A quick tactical win is to ensure you make it easy for consumers to use their connected devices to reach you, says Gosling. “Tesco has made it easy for me to move my shopping list onto my [voice- controlled] device, which is a good example of what retailers need to be doing.”
Gosling also says retailers who sell connected products can do more. “People are not using voice-controlled devices to their fullest potential. Establishing ‘know-how’ counters to train shoppers in store or offering a service where you can talk to a person to set it up in your home is a big opportunity for electronics retailers.”
“Concentrating on enhancing the physical retail experience, the factors that drive people to come to your store rather than buy in the home is the other part of the competitive response,” adds Gosling.

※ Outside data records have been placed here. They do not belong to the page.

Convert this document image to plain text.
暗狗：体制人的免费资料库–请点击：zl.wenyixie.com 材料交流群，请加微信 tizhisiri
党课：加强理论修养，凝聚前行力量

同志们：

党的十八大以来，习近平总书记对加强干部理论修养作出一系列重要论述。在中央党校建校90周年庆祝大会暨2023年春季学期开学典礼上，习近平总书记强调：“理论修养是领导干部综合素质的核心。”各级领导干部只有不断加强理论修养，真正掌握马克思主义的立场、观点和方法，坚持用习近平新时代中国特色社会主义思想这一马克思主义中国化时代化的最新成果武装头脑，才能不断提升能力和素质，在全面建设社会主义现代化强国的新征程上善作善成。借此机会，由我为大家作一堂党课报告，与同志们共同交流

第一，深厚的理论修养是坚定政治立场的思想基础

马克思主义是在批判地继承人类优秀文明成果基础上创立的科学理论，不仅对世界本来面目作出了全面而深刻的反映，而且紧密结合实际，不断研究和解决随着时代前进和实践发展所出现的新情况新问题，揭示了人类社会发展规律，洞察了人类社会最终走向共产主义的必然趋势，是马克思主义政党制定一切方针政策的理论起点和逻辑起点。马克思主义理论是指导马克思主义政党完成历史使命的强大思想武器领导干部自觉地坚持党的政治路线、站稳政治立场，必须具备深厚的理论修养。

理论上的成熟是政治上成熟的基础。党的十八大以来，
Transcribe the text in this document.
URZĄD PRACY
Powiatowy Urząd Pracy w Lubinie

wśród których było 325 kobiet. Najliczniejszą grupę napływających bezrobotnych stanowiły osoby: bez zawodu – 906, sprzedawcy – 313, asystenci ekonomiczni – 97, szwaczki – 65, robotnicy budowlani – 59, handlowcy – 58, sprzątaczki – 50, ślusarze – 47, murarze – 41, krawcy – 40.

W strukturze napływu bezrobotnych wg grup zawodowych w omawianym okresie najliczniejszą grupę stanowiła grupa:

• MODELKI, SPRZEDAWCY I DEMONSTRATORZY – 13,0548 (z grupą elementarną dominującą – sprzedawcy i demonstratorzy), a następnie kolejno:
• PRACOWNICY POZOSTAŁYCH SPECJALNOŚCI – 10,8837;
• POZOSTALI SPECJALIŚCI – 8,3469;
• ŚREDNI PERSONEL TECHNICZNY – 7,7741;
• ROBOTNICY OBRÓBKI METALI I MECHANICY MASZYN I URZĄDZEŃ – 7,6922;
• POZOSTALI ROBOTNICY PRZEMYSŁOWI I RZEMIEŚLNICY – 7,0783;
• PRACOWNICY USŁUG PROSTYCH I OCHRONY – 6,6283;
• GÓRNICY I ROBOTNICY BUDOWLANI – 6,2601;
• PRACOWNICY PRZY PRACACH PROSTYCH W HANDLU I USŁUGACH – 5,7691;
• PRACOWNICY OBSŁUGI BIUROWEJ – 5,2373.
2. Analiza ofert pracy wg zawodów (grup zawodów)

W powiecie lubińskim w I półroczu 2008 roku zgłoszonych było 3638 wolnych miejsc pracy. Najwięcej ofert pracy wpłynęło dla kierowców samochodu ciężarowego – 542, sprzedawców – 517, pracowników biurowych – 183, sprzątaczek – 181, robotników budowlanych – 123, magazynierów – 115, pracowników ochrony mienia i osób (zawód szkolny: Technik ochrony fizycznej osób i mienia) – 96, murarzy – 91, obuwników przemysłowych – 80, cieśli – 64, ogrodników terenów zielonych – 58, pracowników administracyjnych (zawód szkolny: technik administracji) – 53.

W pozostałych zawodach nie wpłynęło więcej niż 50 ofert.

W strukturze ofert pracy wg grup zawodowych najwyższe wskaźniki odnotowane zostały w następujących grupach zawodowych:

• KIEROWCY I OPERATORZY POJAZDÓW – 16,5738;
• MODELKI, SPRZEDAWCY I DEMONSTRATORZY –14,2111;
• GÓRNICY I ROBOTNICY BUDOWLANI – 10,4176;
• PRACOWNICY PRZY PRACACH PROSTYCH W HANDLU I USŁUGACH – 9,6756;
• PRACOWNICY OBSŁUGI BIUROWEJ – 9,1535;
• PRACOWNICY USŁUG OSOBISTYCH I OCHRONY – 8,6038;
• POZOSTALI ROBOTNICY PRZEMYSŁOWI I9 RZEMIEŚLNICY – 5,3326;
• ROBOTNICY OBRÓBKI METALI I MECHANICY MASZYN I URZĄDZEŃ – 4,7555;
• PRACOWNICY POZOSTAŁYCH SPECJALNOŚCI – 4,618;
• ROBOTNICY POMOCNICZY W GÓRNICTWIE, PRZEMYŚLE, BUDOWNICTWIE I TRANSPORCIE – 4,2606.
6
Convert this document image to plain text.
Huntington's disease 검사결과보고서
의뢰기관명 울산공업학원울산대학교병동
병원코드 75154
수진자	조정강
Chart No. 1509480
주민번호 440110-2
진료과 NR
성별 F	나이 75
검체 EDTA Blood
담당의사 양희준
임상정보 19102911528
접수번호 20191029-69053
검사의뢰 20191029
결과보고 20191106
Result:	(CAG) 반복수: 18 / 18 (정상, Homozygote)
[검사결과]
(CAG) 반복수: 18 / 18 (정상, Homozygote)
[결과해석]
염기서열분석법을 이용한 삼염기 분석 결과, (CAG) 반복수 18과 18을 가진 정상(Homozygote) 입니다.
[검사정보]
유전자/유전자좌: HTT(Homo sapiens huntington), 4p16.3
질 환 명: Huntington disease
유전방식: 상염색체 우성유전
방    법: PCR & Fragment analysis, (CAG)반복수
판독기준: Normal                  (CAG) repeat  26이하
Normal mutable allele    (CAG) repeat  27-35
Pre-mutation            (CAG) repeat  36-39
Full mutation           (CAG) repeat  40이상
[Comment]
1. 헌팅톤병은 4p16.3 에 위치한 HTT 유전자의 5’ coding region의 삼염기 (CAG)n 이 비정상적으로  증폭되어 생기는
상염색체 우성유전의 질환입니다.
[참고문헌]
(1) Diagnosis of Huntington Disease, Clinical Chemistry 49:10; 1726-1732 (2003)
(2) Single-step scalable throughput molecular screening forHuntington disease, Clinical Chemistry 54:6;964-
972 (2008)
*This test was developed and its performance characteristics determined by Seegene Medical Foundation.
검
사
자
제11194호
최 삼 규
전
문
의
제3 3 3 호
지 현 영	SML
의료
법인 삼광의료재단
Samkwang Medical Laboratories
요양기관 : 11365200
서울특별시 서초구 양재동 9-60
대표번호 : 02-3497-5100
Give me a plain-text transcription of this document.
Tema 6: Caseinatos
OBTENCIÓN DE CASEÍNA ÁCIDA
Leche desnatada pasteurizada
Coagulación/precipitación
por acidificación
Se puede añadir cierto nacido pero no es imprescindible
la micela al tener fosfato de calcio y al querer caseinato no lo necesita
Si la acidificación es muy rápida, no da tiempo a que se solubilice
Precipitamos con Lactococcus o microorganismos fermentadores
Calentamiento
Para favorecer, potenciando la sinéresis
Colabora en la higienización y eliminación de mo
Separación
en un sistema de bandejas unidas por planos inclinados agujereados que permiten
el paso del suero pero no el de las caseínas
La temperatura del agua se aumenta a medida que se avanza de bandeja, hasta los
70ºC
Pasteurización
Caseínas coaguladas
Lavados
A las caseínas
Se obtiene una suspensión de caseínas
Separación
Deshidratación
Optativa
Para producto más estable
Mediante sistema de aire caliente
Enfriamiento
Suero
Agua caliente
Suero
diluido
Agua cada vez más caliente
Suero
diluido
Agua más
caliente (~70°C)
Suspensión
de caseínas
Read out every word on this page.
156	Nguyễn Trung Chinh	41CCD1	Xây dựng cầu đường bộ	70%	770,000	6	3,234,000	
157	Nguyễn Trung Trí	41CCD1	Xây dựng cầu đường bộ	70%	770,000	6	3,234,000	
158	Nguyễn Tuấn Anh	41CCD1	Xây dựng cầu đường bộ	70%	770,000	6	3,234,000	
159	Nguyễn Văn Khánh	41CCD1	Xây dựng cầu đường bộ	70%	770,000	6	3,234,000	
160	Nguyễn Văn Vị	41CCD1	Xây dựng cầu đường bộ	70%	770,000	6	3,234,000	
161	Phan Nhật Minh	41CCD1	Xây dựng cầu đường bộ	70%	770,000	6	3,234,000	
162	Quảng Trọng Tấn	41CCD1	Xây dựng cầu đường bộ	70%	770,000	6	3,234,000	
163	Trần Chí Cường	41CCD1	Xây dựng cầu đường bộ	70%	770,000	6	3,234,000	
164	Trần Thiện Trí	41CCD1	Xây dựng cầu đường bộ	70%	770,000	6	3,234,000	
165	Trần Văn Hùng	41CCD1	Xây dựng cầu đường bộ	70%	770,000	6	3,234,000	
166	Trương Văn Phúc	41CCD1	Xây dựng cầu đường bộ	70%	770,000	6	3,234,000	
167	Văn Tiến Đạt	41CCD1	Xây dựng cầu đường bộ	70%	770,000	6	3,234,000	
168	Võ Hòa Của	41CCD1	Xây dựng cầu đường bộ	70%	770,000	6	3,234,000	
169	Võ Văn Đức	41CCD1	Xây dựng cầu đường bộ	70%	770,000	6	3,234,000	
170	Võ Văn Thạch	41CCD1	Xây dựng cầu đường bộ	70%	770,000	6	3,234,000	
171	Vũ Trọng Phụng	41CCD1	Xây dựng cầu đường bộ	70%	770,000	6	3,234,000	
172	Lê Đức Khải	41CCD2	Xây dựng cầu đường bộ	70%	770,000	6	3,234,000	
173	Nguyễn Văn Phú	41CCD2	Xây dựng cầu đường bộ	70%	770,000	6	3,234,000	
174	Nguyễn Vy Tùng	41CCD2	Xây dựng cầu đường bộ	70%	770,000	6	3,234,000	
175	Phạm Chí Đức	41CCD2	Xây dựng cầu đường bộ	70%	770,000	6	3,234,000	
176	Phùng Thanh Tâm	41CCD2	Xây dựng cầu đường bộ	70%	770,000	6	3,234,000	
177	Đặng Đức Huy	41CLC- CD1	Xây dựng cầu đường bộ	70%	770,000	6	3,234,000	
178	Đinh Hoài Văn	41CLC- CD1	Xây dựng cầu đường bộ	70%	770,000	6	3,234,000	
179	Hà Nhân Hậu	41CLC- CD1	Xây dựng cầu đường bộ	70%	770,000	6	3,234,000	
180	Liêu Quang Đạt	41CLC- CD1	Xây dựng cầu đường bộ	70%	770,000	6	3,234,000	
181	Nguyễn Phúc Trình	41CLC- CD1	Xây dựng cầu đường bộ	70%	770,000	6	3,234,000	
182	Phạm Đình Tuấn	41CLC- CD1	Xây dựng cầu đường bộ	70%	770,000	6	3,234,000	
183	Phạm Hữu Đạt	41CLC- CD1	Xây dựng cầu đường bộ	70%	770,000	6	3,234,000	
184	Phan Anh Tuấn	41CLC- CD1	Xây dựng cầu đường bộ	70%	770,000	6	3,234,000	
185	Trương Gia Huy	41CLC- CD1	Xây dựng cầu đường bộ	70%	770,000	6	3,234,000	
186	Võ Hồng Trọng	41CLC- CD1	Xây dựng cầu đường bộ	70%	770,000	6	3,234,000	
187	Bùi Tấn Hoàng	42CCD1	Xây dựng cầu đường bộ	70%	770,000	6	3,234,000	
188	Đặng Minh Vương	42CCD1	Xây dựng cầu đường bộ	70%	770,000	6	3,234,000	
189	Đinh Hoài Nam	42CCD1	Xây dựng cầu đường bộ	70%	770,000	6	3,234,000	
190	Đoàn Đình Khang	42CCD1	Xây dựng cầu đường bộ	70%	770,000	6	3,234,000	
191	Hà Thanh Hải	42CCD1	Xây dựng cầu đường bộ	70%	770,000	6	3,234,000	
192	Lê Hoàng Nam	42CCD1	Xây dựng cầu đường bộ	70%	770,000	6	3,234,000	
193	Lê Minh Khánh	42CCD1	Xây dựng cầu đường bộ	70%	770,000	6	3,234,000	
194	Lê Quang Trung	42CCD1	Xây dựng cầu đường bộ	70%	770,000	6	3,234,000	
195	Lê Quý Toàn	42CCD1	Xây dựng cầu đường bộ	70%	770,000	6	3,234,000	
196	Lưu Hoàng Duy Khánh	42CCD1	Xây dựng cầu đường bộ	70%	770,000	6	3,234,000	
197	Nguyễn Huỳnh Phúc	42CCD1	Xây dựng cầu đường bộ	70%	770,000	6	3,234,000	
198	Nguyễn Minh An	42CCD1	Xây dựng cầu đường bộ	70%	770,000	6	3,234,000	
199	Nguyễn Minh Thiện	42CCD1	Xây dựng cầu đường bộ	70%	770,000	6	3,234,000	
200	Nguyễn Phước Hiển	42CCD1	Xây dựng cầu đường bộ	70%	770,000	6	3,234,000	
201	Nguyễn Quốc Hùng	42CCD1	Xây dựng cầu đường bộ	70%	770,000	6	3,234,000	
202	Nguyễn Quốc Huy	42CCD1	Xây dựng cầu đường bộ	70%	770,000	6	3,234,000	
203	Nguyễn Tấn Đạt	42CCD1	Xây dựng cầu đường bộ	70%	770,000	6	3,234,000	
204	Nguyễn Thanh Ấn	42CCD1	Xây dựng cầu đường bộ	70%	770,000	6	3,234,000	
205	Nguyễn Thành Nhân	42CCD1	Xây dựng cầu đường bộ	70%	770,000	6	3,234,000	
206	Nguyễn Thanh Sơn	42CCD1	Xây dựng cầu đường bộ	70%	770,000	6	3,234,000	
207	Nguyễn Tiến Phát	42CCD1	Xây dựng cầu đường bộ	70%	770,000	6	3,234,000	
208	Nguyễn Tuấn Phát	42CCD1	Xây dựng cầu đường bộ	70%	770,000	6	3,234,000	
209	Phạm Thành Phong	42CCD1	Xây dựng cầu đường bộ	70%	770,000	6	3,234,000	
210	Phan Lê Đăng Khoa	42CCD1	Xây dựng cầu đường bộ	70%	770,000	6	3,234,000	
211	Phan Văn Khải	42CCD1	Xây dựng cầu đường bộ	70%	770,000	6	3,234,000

Retailers as well as brands can also use data from devices to find the best ways to meet their customers’ needs, says Dr Mark Smith, CEO of ContactEngine, a specialist in helping automate omni-channel customer conversations. “The connected home allows you to do things like know when someone is in for a delivery or proactively let them know their energy bill is more this week than last.”
Those that work out how machines can offer rich and more personal consumer interactions are the ones that will gain the most. “You have to be sensitive with that and it has to be mutually beneficial,” says Smith.